The 17 April meeting of Opec and Russian oil ministers in Doha, Qatar ended without the long-awaited agreement to freeze crude oil output.
Apparently Saudi Arabia, by far the largest oil producer inOpec, refused to agree to freeze oil production volumes without cooperation from its regional political foe, Iran.
Unsurprisingly, the oil price has fallen back on this non-agreement announcement. But so far, at over $42 per barrel, the benchmark Brent crude oil price remains around 40% above its mid-January low of under $30 (Chart 1).
End of the road for oil companies? Don't be so quick
Many analysts have predicted that this is now the end of the road for the current rally in oil prices. But I would not be so sure. Yes, in the very short-term this will no doubt dampen investors' enthusiasm for the black gold. But we should perhaps also take account of a number of key facts.
1. World oil supply is already falling even without an agreement
Over the first quarter of this year, global daily oil supply was some 96.35m barrels of oil per day. This is nearly 1m barrels below the Q4 2015 average of 97.23m barrels per day. So oil supply is already falling.
This decline is largely due to falls in production outside the Opec nations, most notable from lower onshore shale oil production in the US as lower oil prices have forced oil companies to cut back on investment on new oil wells.
Even without a freeze in oil production by the Opec nations, global oil production should continue to fall further, as it is still simply not economical in most countries to drill new oil wells at the current $40-odd oil price.
2. Even Opec oil production fell in March
Interestingly, even without an agreement on freezing oil production, Opec oil production actually fell by 90,000 barrels per day in March as interruptions to oil production in Nigeria, the United Arab Emirates and Iraq more than offset increases from Iran (post-sanctions).
3. Global oil demand is still growing
Yes, demand for the black stuff is not growing this year as fast as in 2015 (when oil demand grew by 1.8m barrels per day), but it is still growing by an estimated 1.2m barrels per day over this year.
Remember, emerging economies like China and India are still becoming more middle-class, and thus buying more cars and consuming more petrol as a result.
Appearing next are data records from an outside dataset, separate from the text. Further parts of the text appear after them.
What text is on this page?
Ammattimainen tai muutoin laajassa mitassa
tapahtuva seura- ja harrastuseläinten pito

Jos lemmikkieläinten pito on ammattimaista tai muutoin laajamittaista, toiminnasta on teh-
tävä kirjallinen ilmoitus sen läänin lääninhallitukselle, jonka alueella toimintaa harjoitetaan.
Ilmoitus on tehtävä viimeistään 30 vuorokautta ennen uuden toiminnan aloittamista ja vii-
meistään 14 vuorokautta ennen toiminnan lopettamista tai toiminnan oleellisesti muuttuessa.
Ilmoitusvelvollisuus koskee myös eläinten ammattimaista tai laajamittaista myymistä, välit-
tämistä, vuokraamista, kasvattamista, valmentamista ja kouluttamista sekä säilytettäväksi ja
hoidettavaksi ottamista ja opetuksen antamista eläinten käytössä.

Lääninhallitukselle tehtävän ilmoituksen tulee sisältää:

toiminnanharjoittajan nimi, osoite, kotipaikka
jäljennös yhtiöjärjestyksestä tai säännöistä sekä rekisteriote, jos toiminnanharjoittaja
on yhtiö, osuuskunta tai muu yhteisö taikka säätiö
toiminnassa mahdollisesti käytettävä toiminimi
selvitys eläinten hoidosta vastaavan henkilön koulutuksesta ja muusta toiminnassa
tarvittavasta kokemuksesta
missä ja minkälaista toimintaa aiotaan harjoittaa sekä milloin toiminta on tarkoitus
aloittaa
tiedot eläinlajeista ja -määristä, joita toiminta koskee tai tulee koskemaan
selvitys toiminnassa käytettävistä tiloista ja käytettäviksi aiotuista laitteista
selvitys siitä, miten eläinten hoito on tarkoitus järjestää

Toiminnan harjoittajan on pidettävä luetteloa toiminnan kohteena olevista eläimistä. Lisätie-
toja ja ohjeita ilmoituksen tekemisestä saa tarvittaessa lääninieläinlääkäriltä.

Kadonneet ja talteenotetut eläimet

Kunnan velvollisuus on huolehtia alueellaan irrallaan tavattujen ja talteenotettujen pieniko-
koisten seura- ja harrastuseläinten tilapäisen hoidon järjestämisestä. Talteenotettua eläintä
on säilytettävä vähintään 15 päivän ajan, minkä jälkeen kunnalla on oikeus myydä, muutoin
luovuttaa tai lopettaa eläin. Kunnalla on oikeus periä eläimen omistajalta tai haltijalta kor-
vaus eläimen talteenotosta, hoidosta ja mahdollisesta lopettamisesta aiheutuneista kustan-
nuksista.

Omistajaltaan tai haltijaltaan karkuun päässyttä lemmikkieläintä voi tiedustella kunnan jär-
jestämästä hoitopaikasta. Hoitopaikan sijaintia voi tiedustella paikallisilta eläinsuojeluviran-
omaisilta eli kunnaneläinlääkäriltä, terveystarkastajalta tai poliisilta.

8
Even with the increasing acceptance of electric vehicles, the vast majority of cars and trucks bought today are still powered by petrol or diesel.
All of which means that according to the International Energy Agency (IEA), the world oil market should see global supply and demand back in balance by the end of this year.
My personal suspicion is that the IEA may even be underestimating the speed of decline in US onshore shale oil production, and so this balance might be reached even sooner.
And there is still a decent chance that Russia and the Opec nations may still reach an agreement to freeze their oil production in the next couple of months, as they are all fairly desperate to see higher oil prices, and thus higher oil revenues flowing into their state coffers.
Buying opportunity coming in oil companies?
As the oil price falls back on this news, so do the share prices of UK-listed oil companies like BP and Royal Dutch Shell.
European oil companies have risen on average 18% from the mid-February lows (Chart 4), but remain 22% off their mid-2015 highs.
The UK-listed oil giants BP and Royal Dutch Shell have been part of this share price recovery, but remain cheap in valuation terms versus the FTSE 100 index.
As Table 5 shows, both BP and Shell offer an annual income from dividends of over 7% per year (Dividend Yield), and also remain cheap relative to the accounting value of their assets (with Price/Book valuations of under 1).
Any further rise in oil prices over the remainder of this year could help not only oil producers like BP and Shell, but could also be better news for oil service companies, who provide all manner of services to these oil majors.
Bottom line: Any fall in oil company share prices on the back of this weekend's Doha news could be a good buying opportunity.
Investors may wish to look at both Royal Dutch Shell (RDSA) and Amec Foster Wheeler (AMFW) in closer detail to benefit from any long-term improvement in oil prices.